I used the following configuration parameters:
config.yaml:
trainingInput:
scaleTier: BASIC
hyperparameters:
goal: MINIMIZE
maxTrials: 2
maxParallelTrials: 2
hyperparameterMetricTag: rmse
enableTrialEarlyStopping: True
params:
- parameterName: batch_size
type: DISCRETE
discreteValues:
- 100
- 200
- 300
- parameterName: lr
type: DOUBLE
minValue: 0.0001
maxValue: 0.1
scaleType: UNIT_LOG_SCALE
And to add the metric to my summary, I used the following code for my DNNRegressor:
def rmse(labels, predictions):
pred_values = predictions['predictions']
rmse = tf.keras.metrics.RootMeanSquaredError(name='root_mean_squared_error')
rmse.update_state(labels, pred_values)
return {'rmse': rmse}
def train_and_evaluate(hparams):
...
estimator = tf.estimator.DNNRegressor(
model_dir = output_dir,
feature_columns = get_cols(),
hidden_units = [max(2, int(FIRST_LAYER_SIZE * SCALE_FACTOR ** i))
for i in range(NUM_LAYERS)],
optimizer = tf.keras.optimizers.Adam(learning_rate=LEARNING_RATE),
config = run_config)
estimator = tf.estimator.add_metrics(estimator, rmse)
According to Google's documentation, the add_metric
function creates a new estimator with the metric specified, which is then used as the hyperparameter metric. However, the AI Platform Training service doesn't recognise this metric:
Job details on AI Platform
On running the code locally, the rmse metric does get outputted in the logs. So, how do I make the metric available to the Training job on AI Platform using Estimators?

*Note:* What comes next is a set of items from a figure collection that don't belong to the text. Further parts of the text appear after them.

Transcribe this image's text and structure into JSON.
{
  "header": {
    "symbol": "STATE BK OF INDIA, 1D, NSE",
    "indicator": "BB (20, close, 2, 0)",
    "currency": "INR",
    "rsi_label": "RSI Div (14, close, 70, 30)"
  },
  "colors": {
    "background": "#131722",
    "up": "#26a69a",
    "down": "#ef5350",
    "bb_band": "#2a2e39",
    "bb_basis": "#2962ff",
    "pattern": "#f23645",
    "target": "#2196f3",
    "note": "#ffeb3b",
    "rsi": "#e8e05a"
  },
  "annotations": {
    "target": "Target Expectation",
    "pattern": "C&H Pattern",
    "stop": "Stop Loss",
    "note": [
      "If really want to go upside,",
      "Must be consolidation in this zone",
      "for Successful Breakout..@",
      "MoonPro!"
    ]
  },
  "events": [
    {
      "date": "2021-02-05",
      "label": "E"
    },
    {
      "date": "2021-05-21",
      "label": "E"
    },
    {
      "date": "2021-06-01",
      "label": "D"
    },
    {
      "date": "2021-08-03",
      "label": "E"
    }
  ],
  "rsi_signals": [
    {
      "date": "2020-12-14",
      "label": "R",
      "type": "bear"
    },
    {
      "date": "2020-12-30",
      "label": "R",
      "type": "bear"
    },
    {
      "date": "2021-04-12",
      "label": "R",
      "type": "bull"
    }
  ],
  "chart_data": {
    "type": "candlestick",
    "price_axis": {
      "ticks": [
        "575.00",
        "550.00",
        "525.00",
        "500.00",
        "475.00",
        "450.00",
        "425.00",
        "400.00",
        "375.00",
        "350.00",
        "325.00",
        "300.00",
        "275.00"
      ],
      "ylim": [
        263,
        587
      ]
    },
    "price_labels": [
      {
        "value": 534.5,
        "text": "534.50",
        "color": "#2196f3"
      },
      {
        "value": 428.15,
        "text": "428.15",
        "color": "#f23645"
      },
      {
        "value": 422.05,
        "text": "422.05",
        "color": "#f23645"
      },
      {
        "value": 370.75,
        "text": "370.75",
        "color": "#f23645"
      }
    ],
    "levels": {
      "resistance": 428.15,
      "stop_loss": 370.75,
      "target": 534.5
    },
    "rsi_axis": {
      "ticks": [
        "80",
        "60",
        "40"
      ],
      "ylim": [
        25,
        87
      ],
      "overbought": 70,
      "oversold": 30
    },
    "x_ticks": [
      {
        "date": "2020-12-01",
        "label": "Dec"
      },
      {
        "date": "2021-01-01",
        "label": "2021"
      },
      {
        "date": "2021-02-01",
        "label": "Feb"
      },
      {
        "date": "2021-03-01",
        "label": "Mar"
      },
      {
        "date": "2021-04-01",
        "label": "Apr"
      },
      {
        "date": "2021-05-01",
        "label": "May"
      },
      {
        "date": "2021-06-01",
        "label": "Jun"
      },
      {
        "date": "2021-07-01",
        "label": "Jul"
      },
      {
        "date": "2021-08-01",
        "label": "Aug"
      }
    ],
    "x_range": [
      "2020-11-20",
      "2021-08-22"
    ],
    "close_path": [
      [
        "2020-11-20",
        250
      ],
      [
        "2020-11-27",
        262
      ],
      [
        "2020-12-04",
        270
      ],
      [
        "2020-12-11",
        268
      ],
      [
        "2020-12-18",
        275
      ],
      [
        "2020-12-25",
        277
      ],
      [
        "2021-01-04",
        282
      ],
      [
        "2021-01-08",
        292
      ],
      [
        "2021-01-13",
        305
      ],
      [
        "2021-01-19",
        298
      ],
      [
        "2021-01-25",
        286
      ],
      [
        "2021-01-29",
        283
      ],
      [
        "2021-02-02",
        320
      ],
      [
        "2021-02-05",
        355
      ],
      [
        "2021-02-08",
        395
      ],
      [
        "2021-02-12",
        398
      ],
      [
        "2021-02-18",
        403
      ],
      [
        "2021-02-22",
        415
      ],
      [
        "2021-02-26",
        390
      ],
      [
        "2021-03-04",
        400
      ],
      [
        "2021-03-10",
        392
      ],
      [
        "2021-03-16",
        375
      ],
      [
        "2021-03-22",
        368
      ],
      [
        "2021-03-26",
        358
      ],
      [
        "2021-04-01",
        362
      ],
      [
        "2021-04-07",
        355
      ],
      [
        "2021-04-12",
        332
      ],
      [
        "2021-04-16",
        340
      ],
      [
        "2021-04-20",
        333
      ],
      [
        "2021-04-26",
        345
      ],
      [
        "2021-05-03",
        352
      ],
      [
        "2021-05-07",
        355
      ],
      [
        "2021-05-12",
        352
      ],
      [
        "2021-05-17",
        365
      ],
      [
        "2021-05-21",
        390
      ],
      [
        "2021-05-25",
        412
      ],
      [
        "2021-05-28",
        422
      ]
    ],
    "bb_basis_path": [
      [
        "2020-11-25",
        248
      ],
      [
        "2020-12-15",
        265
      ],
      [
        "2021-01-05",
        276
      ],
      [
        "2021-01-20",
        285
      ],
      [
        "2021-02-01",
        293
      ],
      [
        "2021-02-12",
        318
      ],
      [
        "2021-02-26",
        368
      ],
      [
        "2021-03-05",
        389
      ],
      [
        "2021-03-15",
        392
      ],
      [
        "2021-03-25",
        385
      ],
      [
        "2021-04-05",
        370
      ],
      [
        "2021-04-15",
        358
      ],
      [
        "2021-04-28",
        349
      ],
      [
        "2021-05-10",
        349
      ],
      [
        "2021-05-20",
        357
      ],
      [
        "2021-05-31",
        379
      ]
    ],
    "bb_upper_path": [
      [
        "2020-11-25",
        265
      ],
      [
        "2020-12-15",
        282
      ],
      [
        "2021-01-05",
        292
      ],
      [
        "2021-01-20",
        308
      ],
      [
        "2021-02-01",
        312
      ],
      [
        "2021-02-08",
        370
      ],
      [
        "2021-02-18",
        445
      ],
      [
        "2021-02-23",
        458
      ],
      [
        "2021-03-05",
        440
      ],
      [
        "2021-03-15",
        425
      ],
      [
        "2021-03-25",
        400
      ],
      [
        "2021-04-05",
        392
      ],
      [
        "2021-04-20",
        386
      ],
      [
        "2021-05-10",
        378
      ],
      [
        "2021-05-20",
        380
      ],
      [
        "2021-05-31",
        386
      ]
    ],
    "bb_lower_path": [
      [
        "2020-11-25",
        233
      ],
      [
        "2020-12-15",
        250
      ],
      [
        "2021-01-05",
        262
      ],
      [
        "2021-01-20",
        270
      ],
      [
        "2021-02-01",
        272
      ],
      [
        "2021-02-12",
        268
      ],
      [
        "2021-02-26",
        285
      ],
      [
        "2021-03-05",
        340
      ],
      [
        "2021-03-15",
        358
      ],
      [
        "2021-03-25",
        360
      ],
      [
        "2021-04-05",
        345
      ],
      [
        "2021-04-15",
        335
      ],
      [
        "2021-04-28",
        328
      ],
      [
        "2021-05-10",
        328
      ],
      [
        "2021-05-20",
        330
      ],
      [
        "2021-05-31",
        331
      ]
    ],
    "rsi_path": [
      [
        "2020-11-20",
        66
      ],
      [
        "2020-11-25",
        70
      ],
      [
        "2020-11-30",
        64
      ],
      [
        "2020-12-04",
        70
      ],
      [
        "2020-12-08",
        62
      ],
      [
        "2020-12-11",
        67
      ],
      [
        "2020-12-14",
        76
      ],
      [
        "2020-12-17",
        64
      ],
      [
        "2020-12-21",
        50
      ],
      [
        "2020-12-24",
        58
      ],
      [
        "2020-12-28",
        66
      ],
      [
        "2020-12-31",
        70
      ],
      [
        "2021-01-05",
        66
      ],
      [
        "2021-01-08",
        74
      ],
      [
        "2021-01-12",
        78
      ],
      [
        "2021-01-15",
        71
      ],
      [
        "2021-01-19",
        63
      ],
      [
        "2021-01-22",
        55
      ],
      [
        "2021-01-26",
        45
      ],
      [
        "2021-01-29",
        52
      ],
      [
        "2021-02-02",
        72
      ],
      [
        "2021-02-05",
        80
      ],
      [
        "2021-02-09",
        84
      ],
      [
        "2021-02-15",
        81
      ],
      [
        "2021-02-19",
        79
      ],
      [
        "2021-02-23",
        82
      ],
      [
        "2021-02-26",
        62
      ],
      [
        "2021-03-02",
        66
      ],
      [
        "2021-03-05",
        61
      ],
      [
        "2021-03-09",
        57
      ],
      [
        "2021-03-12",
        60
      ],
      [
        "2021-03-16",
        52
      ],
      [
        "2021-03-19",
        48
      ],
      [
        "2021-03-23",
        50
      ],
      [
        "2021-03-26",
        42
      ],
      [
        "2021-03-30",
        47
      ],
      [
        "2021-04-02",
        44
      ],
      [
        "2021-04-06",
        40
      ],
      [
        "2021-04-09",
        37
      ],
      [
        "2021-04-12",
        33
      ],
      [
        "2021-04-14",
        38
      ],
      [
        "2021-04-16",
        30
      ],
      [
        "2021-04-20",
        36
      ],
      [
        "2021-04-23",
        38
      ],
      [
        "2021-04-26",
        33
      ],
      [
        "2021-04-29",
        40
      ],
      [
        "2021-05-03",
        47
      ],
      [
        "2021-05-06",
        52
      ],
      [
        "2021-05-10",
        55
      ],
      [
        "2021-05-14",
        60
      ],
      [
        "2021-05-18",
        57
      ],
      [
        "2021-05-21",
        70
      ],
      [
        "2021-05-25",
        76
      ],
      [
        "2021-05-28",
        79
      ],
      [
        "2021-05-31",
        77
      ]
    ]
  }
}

Additionally, there is an option of reporting the metrics through the cloudml-hypertune
Python package. But it requires the value of the metric as one of the input arguments. How do I extract the metric from tf.estimator.train_and_evaluate
function (since that's the function I use to train/evaluate my estimator) to input into the report_hyperparameter_tuning_metric
function?
hpt = hypertune.HyperTune()
hpt.report_hyperparameter_tuning_metric(
hyperparameter_metric_tag='rmse',
metric_value=??,
global_step=1000
)
ETA: Logs show no error. It says that the job completed successfully even though it fails.